Reykholt : quand nous chan-te-rons, le temps des légumes

Il y a des événements qui se répètent chaque année. Inlassablement. Une fête de village, le Beaujolais nouveau, Le père Noël est une ordure à la télé, etc. Pour les joueurs, le passage obligé, c’est le salon d’Essen en Allemagne. Et plus précisément pour les pousseurs de cubes, c’est la sortie annuelle du Rosenberg nouveau, qui coïncide aux dates de ce salon ludique incontournable.

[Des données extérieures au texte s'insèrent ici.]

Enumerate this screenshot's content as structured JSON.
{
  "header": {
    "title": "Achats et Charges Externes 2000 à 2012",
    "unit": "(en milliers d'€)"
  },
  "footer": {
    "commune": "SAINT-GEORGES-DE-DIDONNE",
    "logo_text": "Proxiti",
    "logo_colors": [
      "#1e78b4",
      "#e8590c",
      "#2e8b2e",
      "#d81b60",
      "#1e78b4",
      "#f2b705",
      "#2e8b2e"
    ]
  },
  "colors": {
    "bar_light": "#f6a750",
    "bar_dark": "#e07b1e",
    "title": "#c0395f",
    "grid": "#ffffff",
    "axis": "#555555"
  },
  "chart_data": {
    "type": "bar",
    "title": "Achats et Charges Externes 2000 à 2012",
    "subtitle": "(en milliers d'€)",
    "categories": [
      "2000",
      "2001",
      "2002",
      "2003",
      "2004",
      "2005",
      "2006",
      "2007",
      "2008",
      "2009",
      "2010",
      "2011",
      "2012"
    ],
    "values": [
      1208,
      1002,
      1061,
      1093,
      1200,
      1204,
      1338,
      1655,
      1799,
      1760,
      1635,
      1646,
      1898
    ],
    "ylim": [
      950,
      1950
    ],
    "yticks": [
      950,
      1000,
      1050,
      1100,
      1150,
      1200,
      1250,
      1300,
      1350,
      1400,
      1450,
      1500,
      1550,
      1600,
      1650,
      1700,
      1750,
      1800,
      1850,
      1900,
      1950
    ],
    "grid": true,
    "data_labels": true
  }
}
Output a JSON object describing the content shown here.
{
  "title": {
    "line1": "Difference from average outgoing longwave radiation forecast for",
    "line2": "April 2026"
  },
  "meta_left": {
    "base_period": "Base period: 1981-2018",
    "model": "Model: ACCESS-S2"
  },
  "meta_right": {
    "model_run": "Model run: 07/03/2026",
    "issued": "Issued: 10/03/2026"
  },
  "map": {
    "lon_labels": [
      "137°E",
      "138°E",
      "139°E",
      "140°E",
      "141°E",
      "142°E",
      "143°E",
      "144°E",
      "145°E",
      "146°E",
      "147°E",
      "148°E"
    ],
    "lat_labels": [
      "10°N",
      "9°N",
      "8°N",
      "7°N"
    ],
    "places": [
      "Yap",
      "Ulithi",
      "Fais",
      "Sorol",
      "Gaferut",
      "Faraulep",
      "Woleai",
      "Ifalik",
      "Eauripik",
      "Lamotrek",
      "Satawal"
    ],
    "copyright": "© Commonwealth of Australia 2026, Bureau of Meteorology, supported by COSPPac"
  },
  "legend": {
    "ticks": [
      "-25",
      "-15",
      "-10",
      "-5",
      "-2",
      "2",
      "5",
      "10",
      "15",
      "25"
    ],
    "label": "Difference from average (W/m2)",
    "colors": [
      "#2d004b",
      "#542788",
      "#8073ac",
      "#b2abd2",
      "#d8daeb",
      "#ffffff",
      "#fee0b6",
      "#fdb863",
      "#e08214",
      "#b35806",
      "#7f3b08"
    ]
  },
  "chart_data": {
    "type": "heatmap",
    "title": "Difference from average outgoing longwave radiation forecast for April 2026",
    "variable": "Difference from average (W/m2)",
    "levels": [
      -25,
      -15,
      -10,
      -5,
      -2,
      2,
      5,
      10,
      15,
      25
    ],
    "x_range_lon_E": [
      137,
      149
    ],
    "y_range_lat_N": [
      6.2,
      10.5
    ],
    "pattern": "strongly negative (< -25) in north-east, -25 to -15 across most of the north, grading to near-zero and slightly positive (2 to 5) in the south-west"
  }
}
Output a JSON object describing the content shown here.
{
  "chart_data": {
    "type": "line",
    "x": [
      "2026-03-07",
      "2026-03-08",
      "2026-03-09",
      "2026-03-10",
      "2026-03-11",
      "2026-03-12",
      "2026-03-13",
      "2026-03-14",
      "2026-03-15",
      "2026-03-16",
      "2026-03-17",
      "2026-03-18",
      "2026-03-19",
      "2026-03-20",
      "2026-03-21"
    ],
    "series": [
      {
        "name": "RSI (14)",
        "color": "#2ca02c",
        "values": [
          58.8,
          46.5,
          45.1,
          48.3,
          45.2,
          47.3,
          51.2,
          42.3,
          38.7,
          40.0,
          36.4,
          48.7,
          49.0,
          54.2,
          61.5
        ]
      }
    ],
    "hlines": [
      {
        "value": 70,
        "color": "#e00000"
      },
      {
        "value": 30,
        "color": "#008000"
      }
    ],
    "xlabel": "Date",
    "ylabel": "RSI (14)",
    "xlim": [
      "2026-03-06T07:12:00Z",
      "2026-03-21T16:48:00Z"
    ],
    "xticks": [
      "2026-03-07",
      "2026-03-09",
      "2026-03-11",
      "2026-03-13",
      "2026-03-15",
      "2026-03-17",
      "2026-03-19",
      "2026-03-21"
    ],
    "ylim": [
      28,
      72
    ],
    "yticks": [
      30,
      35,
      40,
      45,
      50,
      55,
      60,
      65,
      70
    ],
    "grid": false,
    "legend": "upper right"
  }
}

On ne présente plus Uwe Rosenberg, auteur allemand émérite aux nombreux titres qui resteront dans l’Histoire du jeu : AgricolaBohnanzaPatchwork et tant d’autres. Auteur très prolifique, papa de la mécanique de placement d’ouvriers par blocage. Bref, un des auteurs incontournables de la scène ludique mondiale.

Reykholt

 

Bourgade de Reykholt

Bourgade de Reykholt

Cette année, le maître revient avec son nouvel opus : Reykholt, avec un sujet que seul cet auteur peut porter, tant son attachement au thème de l’économie agricole l’a accompagné tout au long de ces jeux.

Nous allons… faire pousser des légumes en Islande, dans la bourgade de Reykholt (100 kms au nord de Reykjavik, ce n’est donc pas juste un jeu de mot avec « récolte »),  avec pour objectif de servir une grande table de touristes impatients et surtout affamés.

Ne cherchez pas de zombies ou autres aliens de l’espace. Ici, on aura des choux et des carottes. Un vrai retour à la terre. À la découverte de la tomate islandaise, probablement la meilleure du monde.

Les habitués des jeux de Rosenberg noteront tout de suite une différence notable par rapport aux précédents titres sortis : ici, pas de points de victoire. C’est une course à l’assiette. L’objectif va être de remplir un nombre d’assiettes sur 7 tours de jeu. Celui qui sera le plus avancé sera déclaré « grand producteur de l’année ». Par contre, pour la mécanique générale du jeu, les aficionados d’Uwe ne seront pas dépaysés : nous sommes dans un jeu de placement d’ouvriers par blocage, à la Agricola/Caverna/Nusfjord/Terre d’Arles/À la gloire d’Odin/Ora&Labora.

plateau central

Le plateau central

Tout va tourner autour de 5 légumes : Tomates, Salades, Champignons, Choux et Carottes.

Un tour de jeu va consister à produire le plus de légumes possibles pour répondre à une demande croissante.
Plus on avance sur la piste des assiettes, plus il y aura de légumes à fournir, mais toujours dans le même ordre. Il va donc falloir récupérer des légumes, les planter dans des serres, les récolter et fournir les estomacs affamés de nos convives.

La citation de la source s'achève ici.